SAN ANTONIO, Philippines — U.S. soldiers and Marines and Filipino troops demonstrated an air assault on three islands guarding a key strait near Taiwan, sending a message to China that America is ready to defend its ally’s sea territory, according to the force’s commander.
Hawaii-based troops dropped onto the islands of Fuga, Calayan and Batan, north of the Philippines’ main island of Luzon, between April 21 and Monday, U.S. Army spokesman Maj. Jeff Tolbert told Stars and Stripes on Wednesday. They are assigned to Company A, 1st Battalion, 27th Infantry Regiment, 25th Infantry Division and the 3rd Marine Littoral Regiment.
The air assault drills, which included Filipino troops, were part of the allies’ annual Balikatan exercise that concludes on Friday. Described by the U.S. military as the largest-ever version of the exercise, this year’s drills involve 17,000 troops from both countries.
America is prepared to help the Philippines defend its sea territory, Maj. Gen. Joseph Ryan, commander of 25th ID, which took part in the air assault on Batan, said Wednesday.
“I think these island air assaults were great demonstration of that,” he said.
Troops staged for the air assaults at Fort Magsaysay, north of Manila, Tolbert said. The fort is one of nine military installations where American forces may operate under the 2014 Enhanced Defense Cooperation Agreement.
A force of 200 U.S. and Filipino troops flew to the USS Miguel Keith, an expeditionary mobile base, off Luzon and boarded MV-22 Osprey aircraft of Marine Medium Tiltrotor Squadron 268, also based in Hawaii, for the drills, Tolbert said.
A High Mobility Artillery Rocket System, or HIMARS, landed at Calayan in an Army landing craft and went through mission procedures without firing, he said. At Batan, the weapon was brought into port but not offloaded.
The force flew back to the Miguel Keith on CH-47 Chinook helicopters, Ryan said.
U.S. forces responding to a contingency in Taiwan could stage on islands north of Luzon, the Wall Street Journal reported from Batan on Monday.
The islands where the Balikatan air assault demonstration took place are just south of the 70-mile-wide Bashi Channel between the Philippines and Taiwan.
The channel is a route for China’s navy to the east coast of Taiwan and the Pacific.
The Chinese aircraft carrier Shandong passed through the channel earlier this month before carrying out fighter training east of Taiwan.
The channel is a potential transit point for U.S. forces headed to the Taiwan Strait from Guam. It’s also a commercial shipping and undersea communication cable route.
“The Army’s campaign in the Pacific is designed to deter … because we don’t want a war with [China],” Ryan said.
Training such as the island air assaults has a deterrent effect, he said.

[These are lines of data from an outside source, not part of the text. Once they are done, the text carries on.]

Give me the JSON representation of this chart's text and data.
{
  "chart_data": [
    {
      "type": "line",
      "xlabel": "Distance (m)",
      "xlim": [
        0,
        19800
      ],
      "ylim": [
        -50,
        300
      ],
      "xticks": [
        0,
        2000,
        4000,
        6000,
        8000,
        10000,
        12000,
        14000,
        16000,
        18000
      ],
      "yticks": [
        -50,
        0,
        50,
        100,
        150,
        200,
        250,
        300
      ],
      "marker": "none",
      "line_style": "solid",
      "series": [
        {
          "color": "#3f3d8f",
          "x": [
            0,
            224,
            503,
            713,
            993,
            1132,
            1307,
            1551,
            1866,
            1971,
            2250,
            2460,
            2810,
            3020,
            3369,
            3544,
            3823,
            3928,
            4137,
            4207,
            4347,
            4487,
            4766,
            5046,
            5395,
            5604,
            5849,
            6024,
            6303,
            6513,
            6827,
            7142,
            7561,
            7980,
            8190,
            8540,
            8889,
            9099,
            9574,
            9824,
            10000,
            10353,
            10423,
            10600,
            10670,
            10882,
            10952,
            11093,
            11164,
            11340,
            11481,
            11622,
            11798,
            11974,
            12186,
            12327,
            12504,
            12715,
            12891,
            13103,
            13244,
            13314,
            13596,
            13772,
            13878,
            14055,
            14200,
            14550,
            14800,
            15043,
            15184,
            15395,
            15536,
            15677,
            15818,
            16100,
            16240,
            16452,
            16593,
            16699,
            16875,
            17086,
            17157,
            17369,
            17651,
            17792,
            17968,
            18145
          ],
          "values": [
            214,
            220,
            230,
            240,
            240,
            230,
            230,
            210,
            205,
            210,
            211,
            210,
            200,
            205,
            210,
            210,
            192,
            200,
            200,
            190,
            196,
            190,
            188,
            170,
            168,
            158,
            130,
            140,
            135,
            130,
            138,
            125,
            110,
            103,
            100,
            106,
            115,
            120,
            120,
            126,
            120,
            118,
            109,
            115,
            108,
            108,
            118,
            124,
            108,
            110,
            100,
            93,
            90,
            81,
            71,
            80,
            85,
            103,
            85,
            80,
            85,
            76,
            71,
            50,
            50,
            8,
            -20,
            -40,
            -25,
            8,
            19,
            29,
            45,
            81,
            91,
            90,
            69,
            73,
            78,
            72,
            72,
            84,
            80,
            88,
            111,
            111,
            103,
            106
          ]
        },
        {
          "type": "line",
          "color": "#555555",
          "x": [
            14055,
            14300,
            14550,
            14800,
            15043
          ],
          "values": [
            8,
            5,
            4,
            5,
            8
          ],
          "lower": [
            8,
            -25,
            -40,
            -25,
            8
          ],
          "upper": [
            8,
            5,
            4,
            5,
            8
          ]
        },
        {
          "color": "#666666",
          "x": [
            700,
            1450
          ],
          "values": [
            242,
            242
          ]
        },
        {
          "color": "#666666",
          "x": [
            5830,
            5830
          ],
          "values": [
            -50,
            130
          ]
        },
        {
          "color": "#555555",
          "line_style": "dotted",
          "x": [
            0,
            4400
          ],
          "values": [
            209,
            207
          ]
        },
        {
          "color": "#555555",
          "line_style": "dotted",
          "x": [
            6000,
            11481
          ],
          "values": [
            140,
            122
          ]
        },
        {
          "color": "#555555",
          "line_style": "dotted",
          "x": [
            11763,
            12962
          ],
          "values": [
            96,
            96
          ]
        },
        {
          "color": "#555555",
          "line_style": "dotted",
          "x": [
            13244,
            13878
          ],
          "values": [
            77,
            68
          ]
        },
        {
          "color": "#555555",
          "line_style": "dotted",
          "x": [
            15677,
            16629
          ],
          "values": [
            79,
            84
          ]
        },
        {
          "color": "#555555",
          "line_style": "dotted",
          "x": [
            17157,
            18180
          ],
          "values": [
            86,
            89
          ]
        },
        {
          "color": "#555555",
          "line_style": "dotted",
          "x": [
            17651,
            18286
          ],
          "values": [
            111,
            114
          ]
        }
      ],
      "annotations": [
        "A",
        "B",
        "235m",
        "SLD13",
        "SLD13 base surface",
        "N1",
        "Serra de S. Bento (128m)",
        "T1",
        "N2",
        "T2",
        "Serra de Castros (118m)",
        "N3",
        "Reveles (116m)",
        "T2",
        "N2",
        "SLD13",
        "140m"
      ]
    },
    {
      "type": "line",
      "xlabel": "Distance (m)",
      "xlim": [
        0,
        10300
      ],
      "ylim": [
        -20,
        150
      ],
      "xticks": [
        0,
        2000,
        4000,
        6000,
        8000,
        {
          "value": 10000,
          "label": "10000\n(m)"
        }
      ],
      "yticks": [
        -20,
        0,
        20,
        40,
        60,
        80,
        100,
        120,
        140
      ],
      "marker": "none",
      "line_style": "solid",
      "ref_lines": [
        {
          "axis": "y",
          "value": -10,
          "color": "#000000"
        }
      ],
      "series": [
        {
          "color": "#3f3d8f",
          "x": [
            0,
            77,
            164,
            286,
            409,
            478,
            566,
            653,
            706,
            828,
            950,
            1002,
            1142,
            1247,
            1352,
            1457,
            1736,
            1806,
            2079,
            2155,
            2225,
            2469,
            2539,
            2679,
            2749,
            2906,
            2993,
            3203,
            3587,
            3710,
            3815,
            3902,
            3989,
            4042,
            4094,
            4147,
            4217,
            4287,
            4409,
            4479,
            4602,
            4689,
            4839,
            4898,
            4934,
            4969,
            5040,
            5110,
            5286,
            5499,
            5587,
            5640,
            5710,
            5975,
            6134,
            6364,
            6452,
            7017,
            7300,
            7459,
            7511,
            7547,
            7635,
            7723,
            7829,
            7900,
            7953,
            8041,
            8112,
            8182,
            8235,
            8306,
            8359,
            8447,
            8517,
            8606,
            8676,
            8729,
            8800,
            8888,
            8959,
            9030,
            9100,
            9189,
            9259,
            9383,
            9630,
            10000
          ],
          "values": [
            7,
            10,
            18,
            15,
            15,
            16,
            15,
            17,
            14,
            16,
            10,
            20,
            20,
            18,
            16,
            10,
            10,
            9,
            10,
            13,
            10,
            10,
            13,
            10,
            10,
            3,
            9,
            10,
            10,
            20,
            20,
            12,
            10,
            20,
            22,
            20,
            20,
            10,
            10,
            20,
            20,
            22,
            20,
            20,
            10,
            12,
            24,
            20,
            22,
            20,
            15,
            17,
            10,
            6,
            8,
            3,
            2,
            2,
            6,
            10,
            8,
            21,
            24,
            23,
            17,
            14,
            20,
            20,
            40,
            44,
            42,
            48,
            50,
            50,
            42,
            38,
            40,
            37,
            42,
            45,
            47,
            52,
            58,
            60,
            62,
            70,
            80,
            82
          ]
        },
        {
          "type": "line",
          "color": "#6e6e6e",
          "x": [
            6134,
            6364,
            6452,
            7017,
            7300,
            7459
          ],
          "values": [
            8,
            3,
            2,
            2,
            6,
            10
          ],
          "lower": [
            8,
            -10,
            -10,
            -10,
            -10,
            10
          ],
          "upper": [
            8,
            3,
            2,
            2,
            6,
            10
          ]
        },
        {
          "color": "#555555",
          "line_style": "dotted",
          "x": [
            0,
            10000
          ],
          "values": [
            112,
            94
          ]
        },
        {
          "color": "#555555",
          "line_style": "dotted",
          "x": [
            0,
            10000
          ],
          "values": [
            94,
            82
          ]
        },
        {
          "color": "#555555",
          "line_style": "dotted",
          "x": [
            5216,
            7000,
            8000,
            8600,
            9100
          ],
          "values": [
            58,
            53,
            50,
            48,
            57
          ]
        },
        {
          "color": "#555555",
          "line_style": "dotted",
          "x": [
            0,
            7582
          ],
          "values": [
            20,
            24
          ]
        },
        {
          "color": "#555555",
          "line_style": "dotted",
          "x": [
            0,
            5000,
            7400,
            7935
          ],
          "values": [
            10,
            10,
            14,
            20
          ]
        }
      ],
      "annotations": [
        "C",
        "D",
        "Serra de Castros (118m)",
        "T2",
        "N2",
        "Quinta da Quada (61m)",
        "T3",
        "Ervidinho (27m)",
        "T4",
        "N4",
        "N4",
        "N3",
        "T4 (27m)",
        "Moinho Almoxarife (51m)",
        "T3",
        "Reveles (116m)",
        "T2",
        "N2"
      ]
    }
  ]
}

“Message sent is we are ready, we are capable and we are prepared; we have got a great partnership and we mean business,” he said.
America’s National Defense Strategy identifies China as the pacing challenge.
The Philippine army has been increasingly concerned in the past six months with aggressive Chinese tactics at sea, Ryan said.
“Are the exercises designed with [China] in mind? Not from a theoretical standpoint,” he said. “In a strategic sense, the messaging part? Sure.”